When you have 4, 5 or 6 different crews at the same event, covering it from every possible side of the building, on top of adjacent buildings and all looking for the same story, finding different angles can be just a wee bit tricky. The most obvious angle to a story like this is the reaction story. But I guess in a way it's all reaction, so it's really to what level each crew gathers reaction and from whom.

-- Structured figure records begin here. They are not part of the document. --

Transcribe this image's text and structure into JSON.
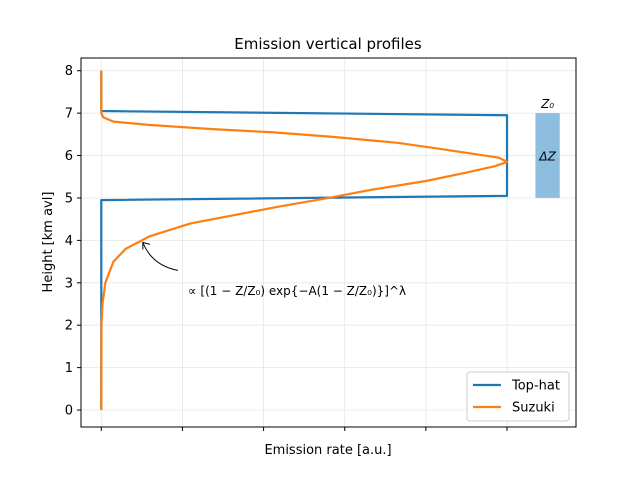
{
  "chart_data": {
    "type": "line",
    "title": "Emission vertical profiles",
    "xlabel": "Emission rate [a.u.]",
    "ylabel": "Height [km avl]",
    "xlim": [
      -0.05,
      1.17
    ],
    "ylim": [
      -0.4,
      8.3
    ],
    "xticks": [
      0,
      0.2,
      0.4,
      0.6,
      0.8,
      1.0
    ],
    "yticks": [
      0,
      1,
      2,
      3,
      4,
      5,
      6,
      7,
      8
    ],
    "ytick_labels": [
      "0",
      "1",
      "2",
      "3",
      "4",
      "5",
      "6",
      "7",
      "8"
    ],
    "grid": true,
    "legend_position": "lower right",
    "series": [
      {
        "name": "Top-hat",
        "color": "#1f77b4",
        "points": [
          [
            0,
            0
          ],
          [
            0,
            4.95
          ],
          [
            1.0,
            5.05
          ],
          [
            1.0,
            6.95
          ],
          [
            0,
            7.05
          ],
          [
            0,
            8.0
          ]
        ]
      },
      {
        "name": "Suzuki",
        "color": "#ff7f0e",
        "points": [
          [
            0,
            0
          ],
          [
            0.0003,
            1.0
          ],
          [
            0.0005,
            2.0
          ],
          [
            0.003,
            2.5
          ],
          [
            0.01,
            3.0
          ],
          [
            0.03,
            3.5
          ],
          [
            0.06,
            3.8
          ],
          [
            0.12,
            4.1
          ],
          [
            0.22,
            4.4
          ],
          [
            0.33,
            4.6
          ],
          [
            0.44,
            4.8
          ],
          [
            0.56,
            5.0
          ],
          [
            0.67,
            5.2
          ],
          [
            0.8,
            5.4
          ],
          [
            0.9,
            5.6
          ],
          [
            0.97,
            5.75
          ],
          [
            1.0,
            5.85
          ],
          [
            0.98,
            5.95
          ],
          [
            0.91,
            6.05
          ],
          [
            0.84,
            6.15
          ],
          [
            0.73,
            6.3
          ],
          [
            0.56,
            6.45
          ],
          [
            0.42,
            6.55
          ],
          [
            0.28,
            6.62
          ],
          [
            0.12,
            6.72
          ],
          [
            0.03,
            6.8
          ],
          [
            0.005,
            6.9
          ],
          [
            0.0,
            7.0
          ],
          [
            0.0,
            8.0
          ]
        ]
      }
    ],
    "annotations": {
      "top_label": "Z₀",
      "depth_label": "ΔZ",
      "layer_top": 7,
      "layer_bottom": 5,
      "layer_color": "#88bbdd",
      "arrow_target": [
        0.1,
        4.0
      ],
      "formula": "∝ [(1 − Z/Z₀) exp{−A(1 − Z/Z₀)}]^λ"
    }
  }
}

And no matter how much you plan ahead, you never really know what exactly you are going to get.
Lenslinger detailed his duty of having David Griffin all wired for sound, while holding the box that was wired to the building, while allowing his mother Griffin to push the button setting off the company's first ever blast in it's home town.
Ms Griffin had worked at the, now defunct, company whose building she was imploding, yet her time with the company pre-dates this building by almost 2 decades!
I myself was after the nuts and bolts of the story. In other words, WHO, WHAT, WHERE, WHEN, WHY AND HOW for the whole event. I found some older folks who worked in the building. I found some kids poised and ready to cover their ears and strecth their eyeballs wide open in exhuberence. And I found a man who helped build the building some 33 years ago.
And after it was all done I picked up where Stewart left off, as the matriarch of DH Griffin got her first close up look at the newly leveled building.
And then the elder David Griffin joined her, awed at the site of a "mighty fine pile of steel."
As we all worked the crowd, we all found these little angles for our individual stories. We all saw different things that appealed to our video appetites that we hoped would feed yours.
I didn't take too many pictures on my quest to find and gather the perfect nuts and bolts....but I did get to shoot a short bit of video on my handy, dandy, digital camera while my pro cam was locked down on a nice reaction shot.